My takeaway series follow a Q&A format to explain AI concepts at three levels:
Anyone with general knowledge can understand them.
For anyone who wants to dive into the code implementation details of the concept.
For anyone who wants to understand the mathematics behind the technique.
Diffusion model is a type of generative models that learn to generate data by simulating the process of diffusion. It is also neural network but added a process of gradually denoising data, where each step of denoising is learned by a neural network.
Input:
- A random noise fixed-length data (like image) \(\mathbf{x}_T\), typically drawn from a Gaussian distribution.
Output:
- A generated data sample that resembles the training data, such as an image \(\mathbf{x}_0\) in the same shape as the input.

Here the forward pass refers to the process of training the diffusion model.

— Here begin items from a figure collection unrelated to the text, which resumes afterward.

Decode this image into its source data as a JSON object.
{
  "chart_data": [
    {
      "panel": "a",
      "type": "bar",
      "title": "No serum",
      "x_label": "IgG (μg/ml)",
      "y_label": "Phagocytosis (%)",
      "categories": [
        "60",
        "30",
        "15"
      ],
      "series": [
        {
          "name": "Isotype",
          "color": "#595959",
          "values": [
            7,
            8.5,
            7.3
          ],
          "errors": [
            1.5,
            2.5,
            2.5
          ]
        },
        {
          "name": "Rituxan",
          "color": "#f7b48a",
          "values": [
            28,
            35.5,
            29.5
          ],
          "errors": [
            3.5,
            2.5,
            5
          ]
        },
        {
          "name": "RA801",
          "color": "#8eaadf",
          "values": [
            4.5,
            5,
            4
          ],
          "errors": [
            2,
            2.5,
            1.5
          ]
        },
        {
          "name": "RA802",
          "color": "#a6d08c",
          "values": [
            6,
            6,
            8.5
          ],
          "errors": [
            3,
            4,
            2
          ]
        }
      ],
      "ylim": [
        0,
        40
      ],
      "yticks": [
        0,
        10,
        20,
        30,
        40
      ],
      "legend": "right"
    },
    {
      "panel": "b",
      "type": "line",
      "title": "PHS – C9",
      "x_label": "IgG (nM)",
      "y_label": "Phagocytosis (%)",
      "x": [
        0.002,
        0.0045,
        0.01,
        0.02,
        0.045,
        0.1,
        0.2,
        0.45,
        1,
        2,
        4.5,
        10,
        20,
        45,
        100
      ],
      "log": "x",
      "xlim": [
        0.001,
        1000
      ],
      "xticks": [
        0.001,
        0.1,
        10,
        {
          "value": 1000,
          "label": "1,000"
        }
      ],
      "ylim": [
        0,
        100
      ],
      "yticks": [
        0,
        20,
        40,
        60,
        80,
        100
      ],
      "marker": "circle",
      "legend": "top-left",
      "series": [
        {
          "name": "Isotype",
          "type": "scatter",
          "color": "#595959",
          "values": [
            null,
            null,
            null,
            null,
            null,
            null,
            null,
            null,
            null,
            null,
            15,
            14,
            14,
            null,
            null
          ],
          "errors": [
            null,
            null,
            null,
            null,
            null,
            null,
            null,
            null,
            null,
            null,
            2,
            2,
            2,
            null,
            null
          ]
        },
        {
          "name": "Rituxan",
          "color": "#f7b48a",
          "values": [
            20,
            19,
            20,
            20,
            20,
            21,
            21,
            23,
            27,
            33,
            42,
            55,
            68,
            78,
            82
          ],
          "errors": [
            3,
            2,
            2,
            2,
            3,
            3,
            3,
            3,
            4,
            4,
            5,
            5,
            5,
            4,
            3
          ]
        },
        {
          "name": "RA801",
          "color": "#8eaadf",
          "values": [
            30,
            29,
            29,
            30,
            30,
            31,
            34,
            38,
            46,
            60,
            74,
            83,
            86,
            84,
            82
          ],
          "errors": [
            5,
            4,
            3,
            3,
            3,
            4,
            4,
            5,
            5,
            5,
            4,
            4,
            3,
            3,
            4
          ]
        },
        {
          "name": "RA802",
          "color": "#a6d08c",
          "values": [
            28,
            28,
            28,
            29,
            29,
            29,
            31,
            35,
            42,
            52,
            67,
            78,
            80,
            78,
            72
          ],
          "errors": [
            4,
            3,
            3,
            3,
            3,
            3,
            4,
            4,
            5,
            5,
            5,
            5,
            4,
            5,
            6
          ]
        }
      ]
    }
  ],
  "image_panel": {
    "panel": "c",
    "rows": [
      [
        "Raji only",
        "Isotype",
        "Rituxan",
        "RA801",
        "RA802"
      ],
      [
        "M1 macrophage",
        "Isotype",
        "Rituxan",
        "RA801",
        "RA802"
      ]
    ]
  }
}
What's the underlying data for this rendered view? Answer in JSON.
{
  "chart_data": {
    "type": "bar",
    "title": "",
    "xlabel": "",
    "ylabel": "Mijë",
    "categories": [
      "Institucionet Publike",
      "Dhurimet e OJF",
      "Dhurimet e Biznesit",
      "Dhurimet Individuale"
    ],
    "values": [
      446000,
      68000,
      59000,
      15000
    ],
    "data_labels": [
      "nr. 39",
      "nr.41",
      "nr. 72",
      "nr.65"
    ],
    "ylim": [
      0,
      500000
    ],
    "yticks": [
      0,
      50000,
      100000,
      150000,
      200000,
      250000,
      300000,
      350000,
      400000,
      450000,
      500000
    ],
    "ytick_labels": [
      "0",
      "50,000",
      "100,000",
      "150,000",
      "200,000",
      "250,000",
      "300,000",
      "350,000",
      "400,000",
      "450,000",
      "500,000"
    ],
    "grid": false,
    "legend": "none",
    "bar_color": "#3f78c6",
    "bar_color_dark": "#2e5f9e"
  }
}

A noise \(\mathbf{x}_T\) is gradually denoised to the output data \(\mathbf{x}_0\) over a series of time steps \(t = T, T-1, \ldots, 1\), where \(T\) is the total number of time steps. The denoising process that transforms \(\mathbf{x}_t\) to \(\mathbf{x}_{t-1}\) is a neural network, which takes the current noisy data \(\mathbf{x}_t\) as input, and outputs a less noisy version \(\mathbf{x}_{t-1}\). The number of time steps \(T\) is a hyperparameter.
This process is typically considered as a Markov chain. Markov chain is a mathematical system that undergoes transitions from one state to another on a state space. The state space here is the data space, and the transition from one state to another is the denoising neural network.

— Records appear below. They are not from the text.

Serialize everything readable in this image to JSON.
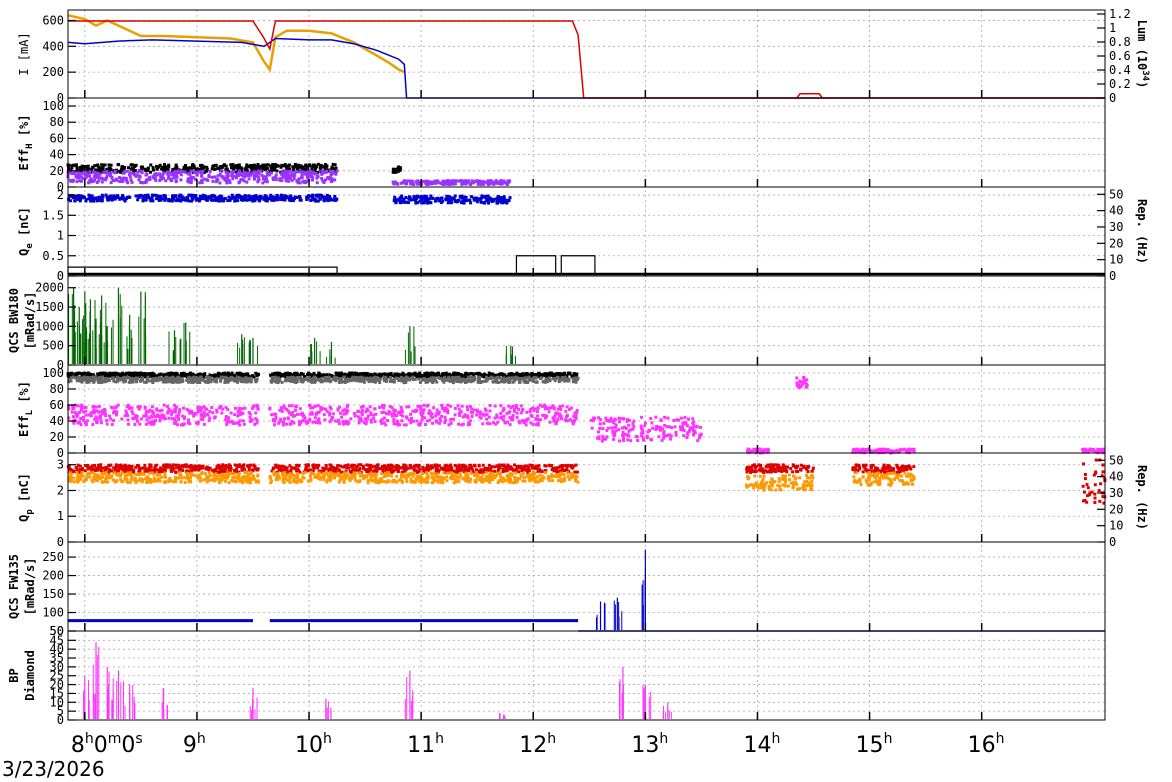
{
  "colors": {
    "orange": "#e6a000",
    "blue": "#0000cc",
    "red": "#dd0000",
    "purple": "#9933ff",
    "black": "#000000",
    "green": "#006600",
    "magenta": "#ff33ff",
    "gray": "#666666",
    "cyan": "#00cccc",
    "darkorange": "#ff9900"
  },
  "x_axis": {
    "ticks": [
      {
        "hour": 8,
        "label": "8",
        "sup": "h",
        "rest": "0",
        "sup2": "m",
        "rest2": "0",
        "sup3": "s"
      },
      {
        "hour": 9,
        "label": "9",
        "sup": "h"
      },
      {
        "hour": 10,
        "label": "10",
        "sup": "h"
      },
      {
        "hour": 11,
        "label": "11",
        "sup": "h"
      },
      {
        "hour": 12,
        "label": "12",
        "sup": "h"
      },
      {
        "hour": 13,
        "label": "13",
        "sup": "h"
      },
      {
        "hour": 14,
        "label": "14",
        "sup": "h"
      },
      {
        "hour": 15,
        "label": "15",
        "sup": "h"
      },
      {
        "hour": 16,
        "label": "16",
        "sup": "h"
      }
    ],
    "range_hours": [
      7.85,
      17.1
    ],
    "date": "3/23/2026"
  },
  "chart_data": [
    {
      "type": "line",
      "panel": "current_lum",
      "ylabel_left": "I [mA]",
      "ylabel_right": "Lum (10^34)",
      "ylabel_right_parts": [
        "Lum (10",
        "34",
        ")"
      ],
      "ylim": [
        0,
        650
      ],
      "yticks": [
        "0",
        "200",
        "400",
        "600"
      ],
      "ylim_right": [
        0,
        1.2
      ],
      "yticks_right": [
        "0",
        "0.2",
        "0.4",
        "0.6",
        "0.8",
        "1",
        "1.2"
      ],
      "series": [
        {
          "color": "orange",
          "x": [
            7.85,
            8.0,
            8.1,
            8.2,
            8.3,
            8.4,
            8.5,
            8.7,
            9.0,
            9.3,
            9.5,
            9.6,
            9.65,
            9.7,
            9.8,
            10.0,
            10.2,
            10.4,
            10.5,
            10.6,
            10.7,
            10.8,
            10.85
          ],
          "y": [
            640,
            610,
            560,
            600,
            560,
            520,
            480,
            480,
            470,
            460,
            430,
            280,
            220,
            470,
            520,
            520,
            500,
            430,
            380,
            330,
            280,
            220,
            200
          ]
        },
        {
          "color": "blue",
          "x": [
            7.85,
            8.0,
            8.3,
            8.6,
            9.0,
            9.4,
            9.6,
            9.7,
            10.0,
            10.2,
            10.4,
            10.6,
            10.8,
            10.85,
            10.87,
            12.4,
            17.1
          ],
          "y": [
            430,
            420,
            440,
            450,
            440,
            430,
            400,
            460,
            450,
            450,
            420,
            370,
            300,
            260,
            0,
            0,
            0
          ]
        },
        {
          "color": "red",
          "x": [
            7.85,
            9.5,
            9.6,
            9.65,
            9.7,
            10.0,
            12.35,
            12.4,
            12.45,
            17.1
          ],
          "y": [
            1.1,
            1.1,
            0.85,
            0.7,
            1.1,
            1.1,
            1.1,
            0.9,
            0,
            0
          ],
          "axis": "right"
        },
        {
          "color": "red",
          "x": [
            14.35,
            14.38,
            14.55,
            14.58
          ],
          "y": [
            0,
            0.06,
            0.06,
            0
          ],
          "axis": "right"
        }
      ]
    },
    {
      "type": "scatter",
      "panel": "eff_h",
      "ylabel_parts": [
        "Eff",
        "H",
        " [%]"
      ],
      "ylim": [
        0,
        105
      ],
      "yticks": [
        "0",
        "20",
        "40",
        "60",
        "80",
        "100"
      ],
      "series": [
        {
          "color": "black",
          "segments": [
            [
              7.85,
              10.25,
              18,
              28
            ],
            [
              10.75,
              10.82,
              18,
              25
            ]
          ]
        },
        {
          "color": "purple",
          "segments": [
            [
              7.85,
              10.25,
              5,
              20
            ],
            [
              10.75,
              11.8,
              3,
              8
            ]
          ]
        }
      ]
    },
    {
      "type": "scatter",
      "panel": "qe",
      "ylabel_parts": [
        "Q",
        "e",
        " [nC]"
      ],
      "ylabel_right": "Rep. (Hz)",
      "ylim": [
        0,
        2.1
      ],
      "yticks": [
        "0",
        "0.5",
        "1",
        "1.5",
        "2"
      ],
      "ylim_right": [
        0,
        52
      ],
      "yticks_right": [
        "0",
        "10",
        "20",
        "30",
        "40",
        "50"
      ],
      "series": [
        {
          "color": "blue",
          "segments": [
            [
              7.85,
              10.25,
              1.85,
              2.0
            ],
            [
              10.75,
              11.8,
              1.8,
              1.98
            ]
          ]
        },
        {
          "color": "black",
          "step": [
            [
              7.85,
              10.25,
              0.22
            ],
            [
              11.85,
              12.2,
              0.5
            ],
            [
              12.25,
              12.55,
              0.5
            ]
          ]
        }
      ]
    },
    {
      "type": "line",
      "panel": "qcs_bw180",
      "ylabel_parts": [
        "QCS BW180",
        "[mRad/s]"
      ],
      "ylim": [
        0,
        2200
      ],
      "yticks": [
        "0",
        "500",
        "1000",
        "1500",
        "2000"
      ],
      "series": [
        {
          "color": "green",
          "spikes": [
            [
              7.9,
              2000
            ],
            [
              7.95,
              1500
            ],
            [
              8.0,
              1900
            ],
            [
              8.05,
              1700
            ],
            [
              8.1,
              1200
            ],
            [
              8.15,
              1800
            ],
            [
              8.2,
              1000
            ],
            [
              8.3,
              2000
            ],
            [
              8.4,
              1300
            ],
            [
              8.5,
              1900
            ],
            [
              8.8,
              900
            ],
            [
              8.9,
              1100
            ],
            [
              9.4,
              800
            ],
            [
              9.5,
              700
            ],
            [
              10.05,
              700
            ],
            [
              10.2,
              600
            ],
            [
              10.9,
              1000
            ],
            [
              11.8,
              500
            ]
          ]
        }
      ]
    },
    {
      "type": "scatter",
      "panel": "eff_l",
      "ylabel_parts": [
        "Eff",
        "L",
        " [%]"
      ],
      "ylim": [
        0,
        105
      ],
      "yticks": [
        "0",
        "20",
        "40",
        "60",
        "80",
        "100"
      ],
      "series": [
        {
          "color": "black",
          "segments": [
            [
              7.85,
              9.55,
              95,
              100
            ],
            [
              9.65,
              12.4,
              95,
              100
            ]
          ]
        },
        {
          "color": "gray",
          "segments": [
            [
              7.85,
              9.55,
              88,
              95
            ],
            [
              9.65,
              12.4,
              88,
              95
            ]
          ]
        },
        {
          "color": "magenta",
          "segments": [
            [
              7.85,
              9.55,
              35,
              60
            ],
            [
              9.65,
              12.4,
              35,
              60
            ],
            [
              12.5,
              13.5,
              15,
              45
            ],
            [
              14.35,
              14.45,
              80,
              95
            ],
            [
              13.9,
              14.1,
              0,
              5
            ],
            [
              14.85,
              15.4,
              0,
              5
            ],
            [
              16.9,
              17.1,
              0,
              5
            ]
          ]
        }
      ]
    },
    {
      "type": "scatter",
      "panel": "qp",
      "ylabel_parts": [
        "Q",
        "p",
        " [nC]"
      ],
      "ylabel_right": "Rep. (Hz)",
      "ylim": [
        0,
        3.3
      ],
      "yticks": [
        "0",
        "1",
        "2",
        "3"
      ],
      "ylim_right": [
        0,
        52
      ],
      "yticks_right": [
        "0",
        "10",
        "20",
        "30",
        "40",
        "50"
      ],
      "series": [
        {
          "color": "red",
          "segments": [
            [
              7.85,
              9.55,
              2.7,
              3.0
            ],
            [
              9.65,
              12.4,
              2.7,
              3.0
            ],
            [
              13.9,
              14.5,
              2.7,
              3.0
            ],
            [
              14.85,
              15.4,
              2.7,
              3.0
            ],
            [
              16.9,
              17.1,
              1.5,
              3.2
            ]
          ]
        },
        {
          "color": "darkorange",
          "segments": [
            [
              7.85,
              9.55,
              2.3,
              2.7
            ],
            [
              9.65,
              12.4,
              2.3,
              2.7
            ],
            [
              13.9,
              14.5,
              2.0,
              2.6
            ],
            [
              14.85,
              15.4,
              2.2,
              2.7
            ]
          ]
        }
      ]
    },
    {
      "type": "line",
      "panel": "qcs_fw135",
      "ylabel_parts": [
        "QCS FW135",
        "[mRad/s]"
      ],
      "ylim": [
        50,
        280
      ],
      "yticks": [
        "50",
        "50",
        "100",
        "150",
        "200",
        "250"
      ],
      "series": [
        {
          "color": "blue",
          "level": [
            [
              7.85,
              9.5,
              78
            ],
            [
              9.65,
              12.4,
              78
            ],
            [
              12.4,
              17.1,
              50
            ]
          ],
          "spikes": [
            [
              12.6,
              130
            ],
            [
              13.0,
              270
            ],
            [
              12.75,
              140
            ]
          ]
        }
      ]
    },
    {
      "type": "line",
      "panel": "bp_diamond",
      "ylabel_parts": [
        "BP",
        "Diamond"
      ],
      "ylim": [
        0,
        48
      ],
      "yticks": [
        "0",
        "5",
        "10",
        "15",
        "20",
        "25",
        "30",
        "35",
        "40",
        "45"
      ],
      "series": [
        {
          "color": "magenta",
          "spikes": [
            [
              8.0,
              25
            ],
            [
              8.1,
              44
            ],
            [
              8.2,
              30
            ],
            [
              8.3,
              28
            ],
            [
              8.4,
              20
            ],
            [
              8.7,
              18
            ],
            [
              9.5,
              18
            ],
            [
              10.15,
              12
            ],
            [
              10.9,
              28
            ],
            [
              11.7,
              4
            ],
            [
              12.8,
              30
            ],
            [
              13.0,
              20
            ],
            [
              13.2,
              10
            ]
          ]
        }
      ]
    }
  ]
}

The core architecture of diffusion model is the denoising neural network. It can be any neural network that maps a sample to the output with the same shape. The most commonly used architecture is the U-Net, which is a type of convolutional neural network (CNN) that has an encoder-decoder structure with skip connections.
The denoising neural network at each step shares the same architecture and weights.

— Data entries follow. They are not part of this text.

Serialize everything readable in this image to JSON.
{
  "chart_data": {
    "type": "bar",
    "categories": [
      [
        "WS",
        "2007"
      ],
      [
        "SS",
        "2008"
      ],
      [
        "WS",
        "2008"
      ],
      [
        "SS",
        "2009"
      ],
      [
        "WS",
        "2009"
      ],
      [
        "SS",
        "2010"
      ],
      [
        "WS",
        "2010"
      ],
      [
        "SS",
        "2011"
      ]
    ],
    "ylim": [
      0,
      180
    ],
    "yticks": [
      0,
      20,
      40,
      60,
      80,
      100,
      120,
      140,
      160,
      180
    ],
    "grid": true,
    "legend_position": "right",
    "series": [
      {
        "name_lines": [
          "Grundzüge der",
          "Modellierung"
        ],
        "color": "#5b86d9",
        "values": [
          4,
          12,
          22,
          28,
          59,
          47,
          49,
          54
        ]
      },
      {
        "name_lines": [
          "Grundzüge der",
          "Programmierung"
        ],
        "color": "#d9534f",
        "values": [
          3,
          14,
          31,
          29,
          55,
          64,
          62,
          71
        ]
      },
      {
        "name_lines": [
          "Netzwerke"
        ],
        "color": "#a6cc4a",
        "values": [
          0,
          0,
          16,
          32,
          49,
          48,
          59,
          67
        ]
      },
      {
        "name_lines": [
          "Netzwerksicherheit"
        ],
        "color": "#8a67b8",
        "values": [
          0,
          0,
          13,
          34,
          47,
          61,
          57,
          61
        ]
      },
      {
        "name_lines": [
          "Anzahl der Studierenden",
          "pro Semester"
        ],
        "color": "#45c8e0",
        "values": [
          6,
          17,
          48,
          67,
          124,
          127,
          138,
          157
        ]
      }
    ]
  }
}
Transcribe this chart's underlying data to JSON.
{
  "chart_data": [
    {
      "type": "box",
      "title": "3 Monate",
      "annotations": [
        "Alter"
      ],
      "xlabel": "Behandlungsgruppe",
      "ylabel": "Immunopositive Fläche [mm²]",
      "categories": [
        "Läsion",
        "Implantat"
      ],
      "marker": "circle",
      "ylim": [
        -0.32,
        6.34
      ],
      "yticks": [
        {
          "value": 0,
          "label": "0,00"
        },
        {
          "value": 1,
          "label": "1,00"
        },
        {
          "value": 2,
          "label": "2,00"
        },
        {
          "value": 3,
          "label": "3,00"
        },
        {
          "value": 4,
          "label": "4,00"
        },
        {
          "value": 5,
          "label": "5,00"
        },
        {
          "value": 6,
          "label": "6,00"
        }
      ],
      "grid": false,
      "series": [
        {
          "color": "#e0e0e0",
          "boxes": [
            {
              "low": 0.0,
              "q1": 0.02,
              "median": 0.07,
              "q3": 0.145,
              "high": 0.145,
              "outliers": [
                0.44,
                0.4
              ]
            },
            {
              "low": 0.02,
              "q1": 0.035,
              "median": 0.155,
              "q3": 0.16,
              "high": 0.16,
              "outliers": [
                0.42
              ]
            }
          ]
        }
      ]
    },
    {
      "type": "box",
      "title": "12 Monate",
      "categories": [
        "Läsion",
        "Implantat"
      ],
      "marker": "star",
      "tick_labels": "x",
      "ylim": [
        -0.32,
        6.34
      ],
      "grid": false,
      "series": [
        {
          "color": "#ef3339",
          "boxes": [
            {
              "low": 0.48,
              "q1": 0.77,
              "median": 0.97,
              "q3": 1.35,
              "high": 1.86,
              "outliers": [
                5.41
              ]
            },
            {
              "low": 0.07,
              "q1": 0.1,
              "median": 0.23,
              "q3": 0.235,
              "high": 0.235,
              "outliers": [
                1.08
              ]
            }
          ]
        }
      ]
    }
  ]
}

Diffusion models are trained by supervised learning each step of the denoising process.
To construct the training data, we start with a clean data sample \(\mathbf{x}_0\) from the training dataset, and then gradually add noise to it over a series of time steps \(t = 1, 2, \ldots, T\), that is \(\mathbf{x}_1, \cdots, \mathbf{x}_T\). The amount of noise added at each time step is controlled by a noise schedule. These noisy samples \(\mathbf{x}_t\) at each time step \(t\) are used as the input to the denoising neural network, and the target output is the less noisy sample \(\mathbf{x}_{t-1}\).
The model is indeed trained to learn the random noise added at each step, but it does not learn to generate randomly, but based on the \(\mathbf{x}_t\) at each step.